Pemanfaatan Sumberdaya Perikanan, Nelayan Tradisional Masih Terpinggirkan

Pemanfaatan Sumberdaya Perikanan, Nelayan Tradisional Masih Terpinggirkan

Dialog publik tentang kolaborasi tata kelola wilayah tangkap nelayan tradisional Bengkulu-Radar Utara / Doni Aftarizal-

BENGKULU, RADARUTARA.ID - Nelayan tradisional di Provinsi Bengkulu hingga saat ini masih terpinggirkan, terutama dalam pemanfaatan ruang laut yang merupakan sumberdaya perikanan.

Ini terungkap dalam dialog publik tentang kolaborasi tata kelola wilayah tangkap nelayan tradisional di Bengkulu, yang digelar Ekologi Maritim Indonesia (Ekomarin), Rabu 15 April 2026.

Koordinator Nasional Ekomarin, Marthin Hadiwinata mengatakan, masih terpinggirkannya pemanfaatan ruang laut yang menjadi sumberdaya perikanan nelayan tradisional, salah satunya disebabkan berbagai konflik.

"Seperti konflik penggunaan alat tangkap. Dimana nelayan kecil menggunakan alat tangkap tradisional, sedangkan nelayan besar menggunakan trawl," ungkap Marthin.

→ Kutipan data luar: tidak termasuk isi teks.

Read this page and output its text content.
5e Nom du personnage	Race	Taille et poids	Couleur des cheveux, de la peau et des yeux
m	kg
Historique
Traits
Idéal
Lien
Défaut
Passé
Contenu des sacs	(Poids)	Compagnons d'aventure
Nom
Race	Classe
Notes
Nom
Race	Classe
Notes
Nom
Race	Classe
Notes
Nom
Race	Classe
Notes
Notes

BACA JUGA:3 Hari Dicari, Nelayan Ditemukan Meninggal Dunia

Ironinya, lanjut Marthin, pemerintah dan pihak yang berwenang, termasuk di Bengkulu terkesan hampir belum pernah mampu menyelesaikan konflik tersebut.

"Jangankan konflik seperti itu, penggunaan alat tangkap semi modern ang hampir menyerupai alat tangkap trawl saja tidak pernah benar-benar teratasi. Padahal penggunaan trawl, secara hukum sudah dilarang," tegas Marthin.

Menurut Marthin, untuk menuntaskan persoalan ataupun konflik seperti itu, dibutuhkan kolaborasi antar pihak yang tentunya dengan melibatkan nelayan tradisional.

"Kolaborasi itu mulai dari pendataan dan pengawasan pada alat tangkap dan ruang laut, hingga hal lainnya yang menjadi tanggungjawab negara seperti memfasilitasi para nelayan-nelayan kecil ini," kata Martin.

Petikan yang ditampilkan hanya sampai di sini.